Several glasses of wine later, and a lot of cajoling and flattery on Aaron’s part, and those secrets had begun to surface. Men from clay. The Cabala. Patterns of words and form, rhythm and breath, that emulated the formation of the first man. A mad Arab poet who spoke as if he were in another place and time and stared into distances that were not there. Those words, copied onto the canvas corner of a tent and guarded, studied—shifted over the years and recombined. Al-Hazred, the man had been called, and though he’d been mad, he’d been a prophet as well—a prophet of power. At first the notion had seemed ludicrous. A clay monster controlled by he who gave it life, born of the proper words, the proper earth—the prayers—the faith of the rabbi, and the vision of a madman.

Sworn to secrecy, Aaron had left his father’s home and set out to find a use for his new secret. Money wasn’t everything, he reminded himself often, but no money was certainly something to be avoided. Money was power, and if you were not the one with the power, you were under that man’s thumb. Aaron Silverman would feel the pad of no man’s thumb.

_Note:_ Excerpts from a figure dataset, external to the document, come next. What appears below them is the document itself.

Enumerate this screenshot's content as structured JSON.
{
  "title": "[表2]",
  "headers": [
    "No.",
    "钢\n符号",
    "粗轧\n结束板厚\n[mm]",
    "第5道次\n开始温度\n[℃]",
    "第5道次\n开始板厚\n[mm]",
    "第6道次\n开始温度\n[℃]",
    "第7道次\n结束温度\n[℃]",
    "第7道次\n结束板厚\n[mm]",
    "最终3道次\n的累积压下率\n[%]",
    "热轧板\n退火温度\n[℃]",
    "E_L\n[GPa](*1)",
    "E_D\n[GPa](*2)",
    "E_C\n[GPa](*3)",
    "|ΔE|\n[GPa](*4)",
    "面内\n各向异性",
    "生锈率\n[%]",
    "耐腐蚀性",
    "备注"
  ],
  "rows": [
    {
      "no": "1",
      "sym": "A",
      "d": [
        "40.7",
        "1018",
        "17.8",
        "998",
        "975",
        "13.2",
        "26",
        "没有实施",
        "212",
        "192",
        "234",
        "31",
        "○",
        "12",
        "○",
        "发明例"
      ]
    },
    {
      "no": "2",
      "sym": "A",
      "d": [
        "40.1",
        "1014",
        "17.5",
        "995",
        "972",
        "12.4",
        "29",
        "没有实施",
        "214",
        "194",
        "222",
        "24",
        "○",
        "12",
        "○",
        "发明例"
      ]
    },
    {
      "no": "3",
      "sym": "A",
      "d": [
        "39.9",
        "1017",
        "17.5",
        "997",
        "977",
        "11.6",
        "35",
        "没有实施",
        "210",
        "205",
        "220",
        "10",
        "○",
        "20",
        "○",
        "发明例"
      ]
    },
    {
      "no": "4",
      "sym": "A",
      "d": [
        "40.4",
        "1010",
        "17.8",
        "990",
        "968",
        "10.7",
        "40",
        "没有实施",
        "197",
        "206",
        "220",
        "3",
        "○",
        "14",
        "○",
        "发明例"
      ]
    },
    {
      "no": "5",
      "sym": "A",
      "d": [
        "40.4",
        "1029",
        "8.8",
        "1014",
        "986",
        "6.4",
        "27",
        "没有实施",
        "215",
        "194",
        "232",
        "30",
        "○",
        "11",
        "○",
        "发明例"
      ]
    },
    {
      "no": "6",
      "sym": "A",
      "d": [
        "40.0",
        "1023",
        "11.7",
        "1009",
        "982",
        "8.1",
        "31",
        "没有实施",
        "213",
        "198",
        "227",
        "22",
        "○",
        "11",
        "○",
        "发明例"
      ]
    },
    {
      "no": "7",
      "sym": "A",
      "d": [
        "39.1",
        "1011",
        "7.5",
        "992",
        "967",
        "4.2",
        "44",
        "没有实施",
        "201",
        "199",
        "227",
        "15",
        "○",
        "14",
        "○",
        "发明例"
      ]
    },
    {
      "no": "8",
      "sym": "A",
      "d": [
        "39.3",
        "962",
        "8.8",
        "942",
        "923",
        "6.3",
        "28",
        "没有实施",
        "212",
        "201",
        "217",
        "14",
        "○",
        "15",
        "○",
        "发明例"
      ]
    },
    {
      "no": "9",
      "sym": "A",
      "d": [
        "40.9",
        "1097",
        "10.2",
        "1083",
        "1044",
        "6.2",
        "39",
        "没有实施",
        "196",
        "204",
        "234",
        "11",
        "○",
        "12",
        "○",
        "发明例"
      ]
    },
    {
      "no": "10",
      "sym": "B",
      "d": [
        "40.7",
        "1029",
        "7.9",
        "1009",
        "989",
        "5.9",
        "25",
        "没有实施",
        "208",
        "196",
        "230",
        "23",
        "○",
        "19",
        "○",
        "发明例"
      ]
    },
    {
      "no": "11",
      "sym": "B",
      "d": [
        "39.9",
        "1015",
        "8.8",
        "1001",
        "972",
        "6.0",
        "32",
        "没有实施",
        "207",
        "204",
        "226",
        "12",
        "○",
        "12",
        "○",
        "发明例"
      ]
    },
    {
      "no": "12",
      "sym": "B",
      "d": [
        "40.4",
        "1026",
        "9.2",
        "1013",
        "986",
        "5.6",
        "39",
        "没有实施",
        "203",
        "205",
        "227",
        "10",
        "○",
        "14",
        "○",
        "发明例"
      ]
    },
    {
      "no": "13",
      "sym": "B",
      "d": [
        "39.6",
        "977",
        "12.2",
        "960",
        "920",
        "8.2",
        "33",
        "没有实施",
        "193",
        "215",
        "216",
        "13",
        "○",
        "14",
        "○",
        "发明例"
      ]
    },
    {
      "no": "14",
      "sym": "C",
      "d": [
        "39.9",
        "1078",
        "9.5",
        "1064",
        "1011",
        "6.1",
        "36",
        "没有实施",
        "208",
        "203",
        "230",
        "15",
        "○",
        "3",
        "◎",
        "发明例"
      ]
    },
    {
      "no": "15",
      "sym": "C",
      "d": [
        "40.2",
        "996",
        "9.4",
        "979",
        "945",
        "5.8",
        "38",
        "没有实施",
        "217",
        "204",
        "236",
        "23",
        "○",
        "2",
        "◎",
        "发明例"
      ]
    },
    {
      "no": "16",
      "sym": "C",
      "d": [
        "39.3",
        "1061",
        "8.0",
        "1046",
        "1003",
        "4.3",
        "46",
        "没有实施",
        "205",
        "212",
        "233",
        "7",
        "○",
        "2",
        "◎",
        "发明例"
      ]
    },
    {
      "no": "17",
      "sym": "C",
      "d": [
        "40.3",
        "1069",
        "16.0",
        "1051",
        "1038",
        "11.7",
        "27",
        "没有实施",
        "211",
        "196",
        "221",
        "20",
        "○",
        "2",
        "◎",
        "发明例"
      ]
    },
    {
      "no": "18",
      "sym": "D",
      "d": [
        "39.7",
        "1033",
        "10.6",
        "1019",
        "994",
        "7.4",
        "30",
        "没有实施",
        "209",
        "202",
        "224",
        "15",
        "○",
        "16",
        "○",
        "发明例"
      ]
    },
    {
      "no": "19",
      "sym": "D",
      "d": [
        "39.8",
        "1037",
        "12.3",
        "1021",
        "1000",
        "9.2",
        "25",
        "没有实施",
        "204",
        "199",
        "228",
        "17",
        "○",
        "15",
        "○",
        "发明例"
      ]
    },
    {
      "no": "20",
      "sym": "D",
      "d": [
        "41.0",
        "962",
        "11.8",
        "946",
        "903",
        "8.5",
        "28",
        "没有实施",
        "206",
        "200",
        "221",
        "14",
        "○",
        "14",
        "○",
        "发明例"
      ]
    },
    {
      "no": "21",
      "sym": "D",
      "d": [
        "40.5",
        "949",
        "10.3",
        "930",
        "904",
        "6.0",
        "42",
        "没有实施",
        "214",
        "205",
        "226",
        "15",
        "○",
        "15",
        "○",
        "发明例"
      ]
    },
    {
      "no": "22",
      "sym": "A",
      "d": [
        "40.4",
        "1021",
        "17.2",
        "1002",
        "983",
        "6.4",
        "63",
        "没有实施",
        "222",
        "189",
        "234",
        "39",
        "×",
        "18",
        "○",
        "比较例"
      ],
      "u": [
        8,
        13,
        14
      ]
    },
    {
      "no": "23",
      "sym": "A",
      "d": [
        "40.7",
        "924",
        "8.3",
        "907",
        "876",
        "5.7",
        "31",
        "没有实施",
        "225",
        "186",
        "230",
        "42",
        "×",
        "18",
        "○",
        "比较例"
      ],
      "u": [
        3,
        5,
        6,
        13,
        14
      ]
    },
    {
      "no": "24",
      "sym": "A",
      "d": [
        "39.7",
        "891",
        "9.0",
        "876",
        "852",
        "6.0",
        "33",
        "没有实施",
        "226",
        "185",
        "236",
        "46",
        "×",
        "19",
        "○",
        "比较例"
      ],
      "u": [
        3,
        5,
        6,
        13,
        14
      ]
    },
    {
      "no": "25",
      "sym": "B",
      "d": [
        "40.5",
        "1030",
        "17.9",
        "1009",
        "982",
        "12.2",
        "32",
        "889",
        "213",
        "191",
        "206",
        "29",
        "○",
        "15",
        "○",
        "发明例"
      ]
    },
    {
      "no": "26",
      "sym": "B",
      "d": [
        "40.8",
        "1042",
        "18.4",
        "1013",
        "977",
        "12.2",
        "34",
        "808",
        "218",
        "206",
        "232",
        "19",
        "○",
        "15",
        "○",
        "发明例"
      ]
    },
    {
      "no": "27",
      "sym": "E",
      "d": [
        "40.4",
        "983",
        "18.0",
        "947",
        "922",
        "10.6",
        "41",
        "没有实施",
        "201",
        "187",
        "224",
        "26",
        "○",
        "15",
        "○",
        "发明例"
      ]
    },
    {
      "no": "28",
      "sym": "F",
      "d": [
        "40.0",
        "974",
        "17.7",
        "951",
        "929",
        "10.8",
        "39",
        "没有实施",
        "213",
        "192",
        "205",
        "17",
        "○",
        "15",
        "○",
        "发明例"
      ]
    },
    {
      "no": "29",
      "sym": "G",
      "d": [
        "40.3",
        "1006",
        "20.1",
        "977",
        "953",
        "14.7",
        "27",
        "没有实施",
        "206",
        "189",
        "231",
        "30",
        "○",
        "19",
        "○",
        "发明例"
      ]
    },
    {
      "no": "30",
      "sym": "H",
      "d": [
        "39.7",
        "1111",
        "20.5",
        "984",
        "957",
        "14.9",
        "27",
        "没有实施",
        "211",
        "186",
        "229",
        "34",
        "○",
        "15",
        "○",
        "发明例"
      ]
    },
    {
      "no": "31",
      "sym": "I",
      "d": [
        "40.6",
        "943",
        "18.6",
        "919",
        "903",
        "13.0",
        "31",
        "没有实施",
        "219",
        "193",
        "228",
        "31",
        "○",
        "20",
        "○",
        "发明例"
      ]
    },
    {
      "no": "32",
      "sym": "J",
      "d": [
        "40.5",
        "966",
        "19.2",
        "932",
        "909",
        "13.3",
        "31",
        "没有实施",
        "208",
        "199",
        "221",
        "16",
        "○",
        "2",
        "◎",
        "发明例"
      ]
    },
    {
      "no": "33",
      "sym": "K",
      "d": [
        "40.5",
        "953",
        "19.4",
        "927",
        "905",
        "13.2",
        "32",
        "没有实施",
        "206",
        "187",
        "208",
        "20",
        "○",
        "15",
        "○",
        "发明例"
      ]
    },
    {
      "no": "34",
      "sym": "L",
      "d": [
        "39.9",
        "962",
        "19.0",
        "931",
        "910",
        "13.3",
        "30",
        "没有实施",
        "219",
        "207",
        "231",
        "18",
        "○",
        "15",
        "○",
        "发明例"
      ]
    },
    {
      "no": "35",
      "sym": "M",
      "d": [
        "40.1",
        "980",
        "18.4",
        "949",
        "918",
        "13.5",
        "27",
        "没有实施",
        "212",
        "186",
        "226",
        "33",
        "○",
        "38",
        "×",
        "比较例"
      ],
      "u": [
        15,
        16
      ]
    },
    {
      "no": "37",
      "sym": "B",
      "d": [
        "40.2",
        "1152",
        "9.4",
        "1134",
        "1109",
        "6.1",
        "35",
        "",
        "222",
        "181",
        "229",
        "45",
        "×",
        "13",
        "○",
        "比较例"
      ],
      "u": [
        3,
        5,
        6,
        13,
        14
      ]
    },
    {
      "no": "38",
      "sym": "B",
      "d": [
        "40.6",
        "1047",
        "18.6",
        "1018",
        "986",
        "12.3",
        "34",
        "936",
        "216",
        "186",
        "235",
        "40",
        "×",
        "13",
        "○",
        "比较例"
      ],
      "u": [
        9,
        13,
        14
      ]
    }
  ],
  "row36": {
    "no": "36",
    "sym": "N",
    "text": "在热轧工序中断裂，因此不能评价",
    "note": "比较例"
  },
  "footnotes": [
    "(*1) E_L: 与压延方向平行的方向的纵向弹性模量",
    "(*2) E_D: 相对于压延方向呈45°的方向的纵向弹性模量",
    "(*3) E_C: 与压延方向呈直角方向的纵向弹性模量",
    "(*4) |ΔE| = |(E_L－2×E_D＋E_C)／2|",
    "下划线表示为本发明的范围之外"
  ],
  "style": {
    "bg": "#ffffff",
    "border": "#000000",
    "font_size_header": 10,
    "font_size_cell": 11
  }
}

A chance encounter had landed the wooden case in his hands, won from a drunken, reeling fool at poker. The man had wagered it against a five-pound note, holding it close to his chest and announcing drunkenly that the secrets to life itself were contained within, and that this being the case, it certainly qualified as collateral against a five-pound note. The case had been found floating, he claimed, off the shore of the island of Eucrasia after the explosion that destroyed its culture and its ruler. It had been handed from man to man since, and nothing was known of its contents save that they came from the laboratory of one Dr. Caresco Surhomme. Silverman, who knew of Caresco’s work, had agreed impatiently, the four threes in his hand itching to be slapped to the tabletop, and he’d walked away with all the other man’s money, and the wooden box. He could still hear the fellow’s words, echoing in his mind.

“You’ll find more than you bargain for in there. I’m glad to be rid of it. God bears a very heavy burden my friend—don’t be too quick to shoulder it.”

It had taken years of poring over corresondence and articles, diatribes about and against Caresco and fictions written about the man and his work, to realize what it was that he possessed. It had taken another five years to analyze the serum and attribute it to one small corner of Caresco’s work. The reversal of aging. The shaving away of the ravages of time. Taken to the extreme, and with certain additions of Silverman’s own devising, reversing the process of death.

Silverman shook his head to dislodge the memories of what had come before. More important to see to the needs of the moment. He led Michael around a corner and disappeared into the fog. Jeffries would know what to do, and they would have to set about whatever it was with haste. Both the serum, and the incantations and amulets his father had reluctantly provided him, were proving less stable than he’d anticipated. The row in the cell earlier had been a near miss that Silverman didn’t want repeated.

The asylum brooded over the street beneath, giving off a sensation of density, immovable and old as time. When the carriage stopped in front of that place and Holmes stepped out, tipping the driver, I was sure he had lost his mind. The Asylum of St. Elian had been deserted since I was a young man, still pursuing the degrees and education that would lead me to a career in medicine. The stories I’d heard had seemed laughable enough at the time, but when I was faced with the reality of the place, they came back to me full force, flickering across the years of my memory with chilling speed.